Press-Republican

Columns

March 24, 2013

Where to draw the lines

I try to not be cynical, as difficult as that is at times.

One response to the Newtown shooting tragedy is to hire up to 200,000 armed guards for every school in the country. Another is to arm teachers, presumably with semi-automatic rifles, if they are to effectively counter a madman bent on destruction. Aren’t these suggestions a bit bizarre?

Another suggestion is to ban violent video games, movies and art. This issue is complicated because it pits one constitutional amendment against another.
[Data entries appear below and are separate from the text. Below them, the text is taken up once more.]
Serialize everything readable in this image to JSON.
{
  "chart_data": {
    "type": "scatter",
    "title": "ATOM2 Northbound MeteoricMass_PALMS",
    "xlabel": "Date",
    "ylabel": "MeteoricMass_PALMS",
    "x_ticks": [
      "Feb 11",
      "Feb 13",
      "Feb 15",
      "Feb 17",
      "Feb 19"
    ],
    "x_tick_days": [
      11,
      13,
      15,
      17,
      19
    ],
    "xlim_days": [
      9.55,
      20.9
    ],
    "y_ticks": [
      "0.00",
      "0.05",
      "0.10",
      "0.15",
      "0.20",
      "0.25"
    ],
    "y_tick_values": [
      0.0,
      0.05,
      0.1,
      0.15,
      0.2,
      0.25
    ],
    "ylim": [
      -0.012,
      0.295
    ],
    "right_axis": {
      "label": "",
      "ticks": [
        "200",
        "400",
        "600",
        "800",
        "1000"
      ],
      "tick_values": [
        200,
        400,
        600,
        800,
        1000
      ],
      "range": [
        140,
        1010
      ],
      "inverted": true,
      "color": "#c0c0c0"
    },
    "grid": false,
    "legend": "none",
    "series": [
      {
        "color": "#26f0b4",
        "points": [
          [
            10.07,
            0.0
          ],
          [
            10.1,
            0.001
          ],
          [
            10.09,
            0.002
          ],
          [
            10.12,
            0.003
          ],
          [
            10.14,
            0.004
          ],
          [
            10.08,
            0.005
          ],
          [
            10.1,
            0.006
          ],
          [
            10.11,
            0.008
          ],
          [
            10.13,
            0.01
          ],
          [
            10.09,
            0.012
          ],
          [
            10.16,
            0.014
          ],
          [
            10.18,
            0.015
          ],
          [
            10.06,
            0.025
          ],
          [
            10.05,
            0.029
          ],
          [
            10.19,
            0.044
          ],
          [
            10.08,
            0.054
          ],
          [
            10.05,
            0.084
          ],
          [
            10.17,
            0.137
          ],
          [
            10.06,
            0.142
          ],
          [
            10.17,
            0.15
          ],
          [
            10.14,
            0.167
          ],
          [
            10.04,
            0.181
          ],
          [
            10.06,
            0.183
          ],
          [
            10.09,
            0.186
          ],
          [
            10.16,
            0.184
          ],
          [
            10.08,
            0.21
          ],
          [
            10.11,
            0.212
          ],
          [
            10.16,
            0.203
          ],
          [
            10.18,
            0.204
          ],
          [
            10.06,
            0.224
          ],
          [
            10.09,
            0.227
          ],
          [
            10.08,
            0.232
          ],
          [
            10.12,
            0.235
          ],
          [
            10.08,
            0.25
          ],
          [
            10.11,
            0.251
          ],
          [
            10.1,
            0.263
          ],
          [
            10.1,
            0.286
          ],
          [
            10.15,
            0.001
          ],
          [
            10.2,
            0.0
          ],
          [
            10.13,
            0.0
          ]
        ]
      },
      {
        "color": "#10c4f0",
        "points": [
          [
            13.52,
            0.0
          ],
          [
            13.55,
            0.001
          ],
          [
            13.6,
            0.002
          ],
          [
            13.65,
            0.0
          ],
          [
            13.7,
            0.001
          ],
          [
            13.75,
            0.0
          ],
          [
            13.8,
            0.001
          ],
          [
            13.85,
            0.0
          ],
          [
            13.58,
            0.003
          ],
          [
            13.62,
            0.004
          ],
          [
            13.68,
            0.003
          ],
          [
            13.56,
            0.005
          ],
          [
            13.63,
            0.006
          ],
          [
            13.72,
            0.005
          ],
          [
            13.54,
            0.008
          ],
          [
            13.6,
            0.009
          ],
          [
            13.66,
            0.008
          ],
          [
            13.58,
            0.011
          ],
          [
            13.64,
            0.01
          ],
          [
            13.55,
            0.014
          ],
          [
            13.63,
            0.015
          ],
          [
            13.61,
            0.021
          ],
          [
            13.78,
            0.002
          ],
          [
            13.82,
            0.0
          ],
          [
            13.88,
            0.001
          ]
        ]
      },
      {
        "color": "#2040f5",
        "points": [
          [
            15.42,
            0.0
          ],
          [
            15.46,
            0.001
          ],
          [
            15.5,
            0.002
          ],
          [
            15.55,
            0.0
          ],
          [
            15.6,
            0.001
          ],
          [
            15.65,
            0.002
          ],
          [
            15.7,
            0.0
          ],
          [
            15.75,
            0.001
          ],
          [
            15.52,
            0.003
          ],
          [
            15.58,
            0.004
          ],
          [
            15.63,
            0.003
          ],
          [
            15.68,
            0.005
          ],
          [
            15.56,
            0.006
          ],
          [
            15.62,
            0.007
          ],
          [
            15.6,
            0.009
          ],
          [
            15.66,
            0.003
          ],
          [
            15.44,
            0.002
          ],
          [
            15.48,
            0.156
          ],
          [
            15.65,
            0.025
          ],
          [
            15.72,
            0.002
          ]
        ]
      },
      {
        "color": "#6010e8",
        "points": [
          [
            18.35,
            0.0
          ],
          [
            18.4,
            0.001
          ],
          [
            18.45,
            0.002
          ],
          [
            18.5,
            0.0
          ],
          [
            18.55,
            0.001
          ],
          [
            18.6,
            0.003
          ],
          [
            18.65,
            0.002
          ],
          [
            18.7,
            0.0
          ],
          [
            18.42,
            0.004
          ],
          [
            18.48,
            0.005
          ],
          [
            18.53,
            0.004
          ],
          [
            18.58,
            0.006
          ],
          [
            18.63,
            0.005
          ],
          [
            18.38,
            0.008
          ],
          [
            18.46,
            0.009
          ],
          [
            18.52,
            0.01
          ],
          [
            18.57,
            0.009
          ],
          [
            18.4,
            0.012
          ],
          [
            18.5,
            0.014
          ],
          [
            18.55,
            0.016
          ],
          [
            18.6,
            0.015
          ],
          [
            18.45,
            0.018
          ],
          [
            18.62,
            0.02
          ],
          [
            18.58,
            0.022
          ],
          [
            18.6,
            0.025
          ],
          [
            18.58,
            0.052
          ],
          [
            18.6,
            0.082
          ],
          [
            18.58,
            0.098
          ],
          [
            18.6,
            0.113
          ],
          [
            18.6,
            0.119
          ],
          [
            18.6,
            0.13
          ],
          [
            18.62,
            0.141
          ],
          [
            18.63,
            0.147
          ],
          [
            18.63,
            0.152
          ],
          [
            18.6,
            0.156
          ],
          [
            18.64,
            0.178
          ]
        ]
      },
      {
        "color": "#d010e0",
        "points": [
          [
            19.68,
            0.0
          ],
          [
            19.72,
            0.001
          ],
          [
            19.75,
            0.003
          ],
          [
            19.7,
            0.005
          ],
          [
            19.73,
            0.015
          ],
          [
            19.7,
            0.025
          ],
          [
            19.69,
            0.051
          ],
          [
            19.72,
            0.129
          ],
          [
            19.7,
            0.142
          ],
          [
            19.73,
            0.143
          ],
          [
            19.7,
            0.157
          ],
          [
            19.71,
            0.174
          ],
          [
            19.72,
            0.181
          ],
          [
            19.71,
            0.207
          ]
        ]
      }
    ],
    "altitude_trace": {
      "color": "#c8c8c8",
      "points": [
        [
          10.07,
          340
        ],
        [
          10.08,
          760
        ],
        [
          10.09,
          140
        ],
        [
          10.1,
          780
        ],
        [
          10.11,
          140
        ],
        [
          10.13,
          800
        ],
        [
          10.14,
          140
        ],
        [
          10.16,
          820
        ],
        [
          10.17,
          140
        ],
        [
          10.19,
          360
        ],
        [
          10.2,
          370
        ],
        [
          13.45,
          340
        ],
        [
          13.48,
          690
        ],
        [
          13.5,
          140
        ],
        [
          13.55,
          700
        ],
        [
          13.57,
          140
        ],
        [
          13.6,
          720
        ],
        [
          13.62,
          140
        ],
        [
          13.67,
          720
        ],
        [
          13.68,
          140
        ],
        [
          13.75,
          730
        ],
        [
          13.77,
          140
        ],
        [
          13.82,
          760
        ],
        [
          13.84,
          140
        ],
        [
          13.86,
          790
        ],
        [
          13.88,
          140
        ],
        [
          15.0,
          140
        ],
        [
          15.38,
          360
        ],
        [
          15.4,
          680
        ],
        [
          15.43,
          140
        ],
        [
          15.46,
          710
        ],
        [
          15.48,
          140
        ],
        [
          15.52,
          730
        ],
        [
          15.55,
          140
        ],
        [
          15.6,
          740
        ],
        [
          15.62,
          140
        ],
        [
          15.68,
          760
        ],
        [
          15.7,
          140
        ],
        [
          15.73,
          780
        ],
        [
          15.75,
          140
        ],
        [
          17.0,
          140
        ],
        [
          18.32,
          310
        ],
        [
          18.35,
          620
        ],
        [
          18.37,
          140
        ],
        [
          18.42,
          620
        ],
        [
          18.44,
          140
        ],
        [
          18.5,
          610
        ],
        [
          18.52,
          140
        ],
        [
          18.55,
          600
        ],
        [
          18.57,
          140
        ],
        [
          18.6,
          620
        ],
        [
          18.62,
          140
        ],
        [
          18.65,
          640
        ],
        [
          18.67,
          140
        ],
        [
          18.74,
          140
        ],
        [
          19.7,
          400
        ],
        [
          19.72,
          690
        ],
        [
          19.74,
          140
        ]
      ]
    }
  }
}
The first preserves the right to free speech. It was designed to encourage debate and discourage oppression. It was followed with the second amendment, designed to ensure a new country could defend itself against a larger opposing force. There, our founders stated:

A well regulated Militia, being necessary to the security of a free State, the right of the people to keep and bear Arms, shall not be infringed.

Our region certainly appreciated the challenges of a free state. The Battle of Plattsburgh preserved a fledgling nation that had threats from the British Empire. A young country certainly had to be armed to preserve our borders — then.

Does this well-armed militia need to preserve security from within rather than without? If so, let’s have that discussion. I will be the first to participate.

But, if we believe that, in our imperfect democracy, we must limit the first to expand the second amendment, we must have an open discussion of the relationship between two sometimes competing rights. The first promotes freedom of ideas and expression. I don’t believe that means cowardly anonymity, but I do believe in free expression, which might permit people to partake in violent video games and videos, as repulsive as they might be.

Advocates of the second amendment now ask us to trash the first. Wayne LaPierre of the National Rifle Association claims we ought to arm all schools and ban violent video games and movies.